Strings as char arrays must be delimited with 0. Otherwise there's no telling where they end. You could alternatively say that the string ends at its zeroth character by explicitly setting it to 0;
char dest[1020];
dest[0] = 0;
Or you could initialize your whole array with 0's
char dest[1024] = {};
And since your question is tagged C++ I cannot but note that in C++ we use std::strings which save you from a lot of headache. Operator + can be used to concatenate two std::strings
Don't use char[]. If you write:
std::string dest;
std::string source( "baby" )
// ...
dest += source;
, you'll have no problems. (In fact, your problem is due to the fact
that strcat requires a '\0' terminated string as its first argument,
and you're giving it random data. Which is undefined behavior.)
your dest array isn't initialized. so strcat tries to append source to the end of dest wich is determined by a trailing '\0' character, but it's undefined where an uninitialized array might end... (if it does at all...)

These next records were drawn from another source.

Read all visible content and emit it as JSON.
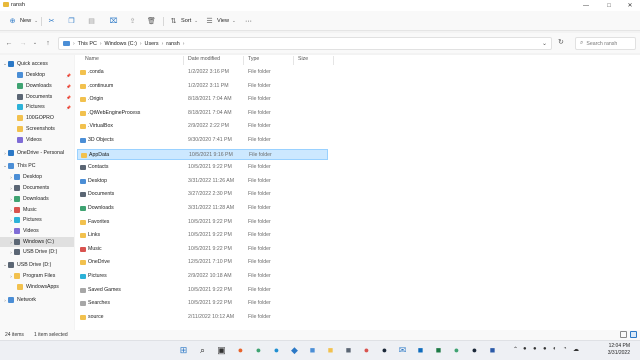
{
  "window": {
    "title": "ransh",
    "minimize_glyph": "—",
    "maximize_glyph": "□",
    "close_glyph": "✕"
  },
  "commandbar": {
    "new_label": "New",
    "sort_label": "Sort",
    "view_label": "View",
    "more_glyph": "···"
  },
  "address": {
    "crumbs": [
      "This PC",
      "Windows (C:)",
      "Users",
      "ransh"
    ],
    "search_placeholder": "Search ransh"
  },
  "nav": {
    "items": [
      {
        "label": "Quick access",
        "chevron": "⌄",
        "icon": "star-icon",
        "color": "#2b78c6"
      },
      {
        "label": "Desktop",
        "chevron": "",
        "icon": "desktop-icon",
        "color": "#4b8ed6",
        "pinned": true
      },
      {
        "label": "Downloads",
        "chevron": "",
        "icon": "download-icon",
        "color": "#3fa372",
        "pinned": true
      },
      {
        "label": "Documents",
        "chevron": "",
        "icon": "document-icon",
        "color": "#5b6674",
        "pinned": true
      },
      {
        "label": "Pictures",
        "chevron": "",
        "icon": "pictures-icon",
        "color": "#2db2d8",
        "pinned": true
      },
      {
        "label": "100GOPRO",
        "chevron": "",
        "icon": "folder-icon",
        "color": "#f2c14e"
      },
      {
        "label": "Screenshots",
        "chevron": "",
        "icon": "folder-icon",
        "color": "#f2c14e"
      },
      {
        "label": "Videos",
        "chevron": "",
        "icon": "video-icon",
        "color": "#7f6cd6"
      },
      {
        "label": "OneDrive - Personal",
        "chevron": "›",
        "icon": "cloud-icon",
        "color": "#2b78c6"
      },
      {
        "label": "This PC",
        "chevron": "⌄",
        "icon": "computer-icon",
        "color": "#4b8ed6"
      },
      {
        "label": "Desktop",
        "chevron": "›",
        "icon": "desktop-icon",
        "color": "#4b8ed6"
      },
      {
        "label": "Documents",
        "chevron": "›",
        "icon": "document-icon",
        "color": "#5b6674"
      },
      {
        "label": "Downloads",
        "chevron": "›",
        "icon": "download-icon",
        "color": "#3fa372"
      },
      {
        "label": "Music",
        "chevron": "›",
        "icon": "music-icon",
        "color": "#d9534f"
      },
      {
        "label": "Pictures",
        "chevron": "›",
        "icon": "pictures-icon",
        "color": "#2db2d8"
      },
      {
        "label": "Videos",
        "chevron": "›",
        "icon": "video-icon",
        "color": "#7f6cd6"
      },
      {
        "label": "Windows (C:)",
        "chevron": "›",
        "icon": "drive-icon",
        "color": "#5b6674",
        "selected": true
      },
      {
        "label": "USB Drive (D:)",
        "chevron": "›",
        "icon": "usb-drive-icon",
        "color": "#5b6674"
      },
      {
        "label": "USB Drive (D:)",
        "chevron": "⌄",
        "icon": "usb-drive-icon",
        "color": "#5b6674"
      },
      {
        "label": "Program Files",
        "chevron": "›",
        "icon": "folder-icon",
        "color": "#f2c14e"
      },
      {
        "label": "WindowsApps",
        "chevron": "",
        "icon": "folder-icon",
        "color": "#f2c14e"
      },
      {
        "label": "Network",
        "chevron": "›",
        "icon": "network-icon",
        "color": "#4b8ed6"
      }
    ]
  },
  "columns": {
    "name": "Name",
    "date": "Date modified",
    "type": "Type",
    "size": "Size"
  },
  "files": [
    {
      "name": ".conda",
      "date": "1/2/2022 3:16 PM",
      "type": "File folder",
      "icon": "folder-icon",
      "color": "yellow"
    },
    {
      "name": ".continuum",
      "date": "1/2/2022 3:11 PM",
      "type": "File folder",
      "icon": "folder-icon",
      "color": "yellow"
    },
    {
      "name": ".Origin",
      "date": "8/18/2021 7:04 AM",
      "type": "File folder",
      "icon": "folder-icon",
      "color": "yellow"
    },
    {
      "name": ".QtWebEngineProcess",
      "date": "8/18/2021 7:04 AM",
      "type": "File folder",
      "icon": "folder-icon",
      "color": "yellow"
    },
    {
      "name": ".VirtualBox",
      "date": "2/9/2022 2:22 PM",
      "type": "File folder",
      "icon": "folder-icon",
      "color": "yellow"
    },
    {
      "name": "3D Objects",
      "date": "9/30/2020 7:41 PM",
      "type": "File folder",
      "icon": "3d-objects-icon",
      "color": "blue"
    },
    {
      "name": "AppData",
      "date": "10/5/2021 9:16 PM",
      "type": "File folder",
      "icon": "folder-icon",
      "color": "yellow",
      "selected": true
    },
    {
      "name": "Contacts",
      "date": "10/5/2021 9:22 PM",
      "type": "File folder",
      "icon": "contacts-icon",
      "color": "dark"
    },
    {
      "name": "Desktop",
      "date": "3/31/2022 11:26 AM",
      "type": "File folder",
      "icon": "desktop-icon",
      "color": "blue"
    },
    {
      "name": "Documents",
      "date": "3/27/2022 2:30 PM",
      "type": "File folder",
      "icon": "document-icon",
      "color": "dark"
    },
    {
      "name": "Downloads",
      "date": "3/31/2022 11:28 AM",
      "type": "File folder",
      "icon": "download-icon",
      "color": "green"
    },
    {
      "name": "Favorites",
      "date": "10/5/2021 9:22 PM",
      "type": "File folder",
      "icon": "folder-icon",
      "color": "yellow"
    },
    {
      "name": "Links",
      "date": "10/5/2021 9:22 PM",
      "type": "File folder",
      "icon": "folder-icon",
      "color": "yellow"
    },
    {
      "name": "Music",
      "date": "10/5/2021 9:22 PM",
      "type": "File folder",
      "icon": "music-icon",
      "color": "red"
    },
    {
      "name": "OneDrive",
      "date": "12/5/2021 7:10 PM",
      "type": "File folder",
      "icon": "folder-icon",
      "color": "yellow"
    },
    {
      "name": "Pictures",
      "date": "2/9/2022 10:18 AM",
      "type": "File folder",
      "icon": "pictures-icon",
      "color": "cyan"
    },
    {
      "name": "Saved Games",
      "date": "10/5/2021 9:22 PM",
      "type": "File folder",
      "icon": "saved-games-icon",
      "color": "grey"
    },
    {
      "name": "Searches",
      "date": "10/5/2021 9:22 PM",
      "type": "File folder",
      "icon": "search-icon",
      "color": "grey"
    },
    {
      "name": "source",
      "date": "2/11/2022 10:12 AM",
      "type": "File folder",
      "icon": "folder-icon",
      "color": "yellow"
    }
  ],
  "status": {
    "count": "24 items",
    "selection": "1 item selected"
  },
  "taskbar": {
    "apps": [
      {
        "icon": "windows-start-icon",
        "glyph": "⊞",
        "color": "#2b78c6"
      },
      {
        "icon": "search-icon",
        "glyph": "⌕",
        "color": "#222222"
      },
      {
        "icon": "task-view-icon",
        "glyph": "▣",
        "color": "#333333"
      },
      {
        "icon": "firefox-icon",
        "glyph": "●",
        "color": "#e8632b"
      },
      {
        "icon": "chrome-icon",
        "glyph": "●",
        "color": "#3fa372"
      },
      {
        "icon": "edge-icon",
        "glyph": "●",
        "color": "#1f8fd1"
      },
      {
        "icon": "vscode-icon",
        "glyph": "◆",
        "color": "#2b78c6"
      },
      {
        "icon": "app-icon",
        "glyph": "■",
        "color": "#4b8ed6"
      },
      {
        "icon": "file-explorer-icon",
        "glyph": "■",
        "color": "#f2c14e"
      },
      {
        "icon": "store-icon",
        "glyph": "■",
        "color": "#5b6674"
      },
      {
        "icon": "camera-icon",
        "glyph": "●",
        "color": "#d9534f"
      },
      {
        "icon": "steam-icon",
        "glyph": "●",
        "color": "#1b2838"
      },
      {
        "icon": "mail-icon",
        "glyph": "✉",
        "color": "#2b78c6"
      },
      {
        "icon": "outlook-icon",
        "glyph": "■",
        "color": "#0f6cbd"
      },
      {
        "icon": "excel-icon",
        "glyph": "■",
        "color": "#1d7a45"
      },
      {
        "icon": "xbox-icon",
        "glyph": "●",
        "color": "#3fa372"
      },
      {
        "icon": "steam-icon-2",
        "glyph": "●",
        "color": "#1b2838"
      },
      {
        "icon": "word-icon",
        "glyph": "■",
        "color": "#2b5aa8"
      }
    ],
    "tray_glyphs": [
      "⌃",
      "●",
      "●",
      "●",
      "◐",
      "◔",
      "☁",
      "▭",
      "◉",
      "◖"
    ],
    "time": "12:04 PM",
    "date": "3/31/2022"
  }
}
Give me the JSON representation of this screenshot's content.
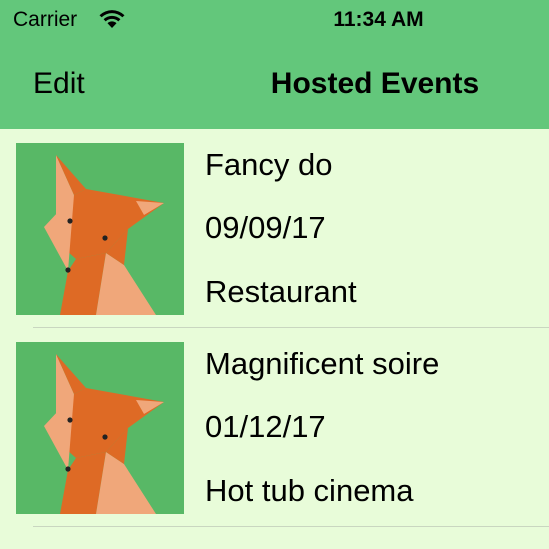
{
  "status_bar": {
    "carrier": "Carrier",
    "time": "11:34 AM",
    "wifi_icon": "wifi-icon"
  },
  "nav": {
    "edit_label": "Edit",
    "title": "Hosted Events",
    "background_color": "#63c77b"
  },
  "list_background_color": "#e8fcd9",
  "events": [
    {
      "name": "Fancy do",
      "date": "09/09/17",
      "venue": "Restaurant",
      "image": "fox-image"
    },
    {
      "name": "Magnificent soire",
      "date": "01/12/17",
      "venue": "Hot tub cinema",
      "image": "fox-image"
    }
  ]
}
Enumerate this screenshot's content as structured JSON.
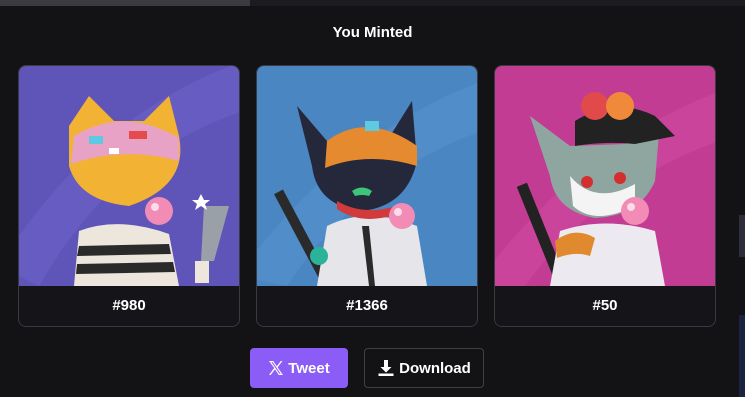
{
  "modal": {
    "title": "You Minted"
  },
  "cards": [
    {
      "label": "#980",
      "bg": "#5f55b9",
      "accent": "#f2b233"
    },
    {
      "label": "#1366",
      "bg": "#4a86c2",
      "accent": "#e58a2e"
    },
    {
      "label": "#50",
      "bg": "#c23c94",
      "accent": "#e04a4a"
    }
  ],
  "actions": {
    "tweet_label": "Tweet",
    "tweet_icon": "x-logo-icon",
    "download_label": "Download",
    "download_icon": "download-icon"
  },
  "colors": {
    "tweet_button": "#8b5cf6",
    "background": "#131316"
  }
}
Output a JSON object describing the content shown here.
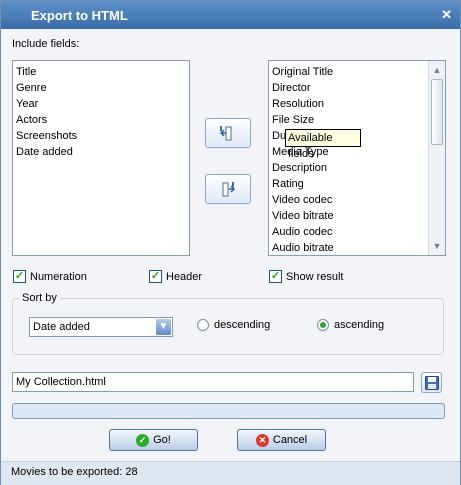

so you end up printing more or less random characters until accidentially a '\0' character occurs...
Try this
#include <iostream>
using namespace std;
int main()
{
char dest[1020];
memset (dest, 0, sizeof(dest));
char source[7] = "baby";
cout << "Source: " << source << endl;
cout << "return value: " << strcat_s(dest, source) << endl;
cout << "pointer pass: " << dest << endl;
getchar();
return 0;
}
Did using VS 2010 Express.
clear memory using memset as soon as you declare dest, it's more secure. Also if you are using VC++, use strcat_s() instead of strcat().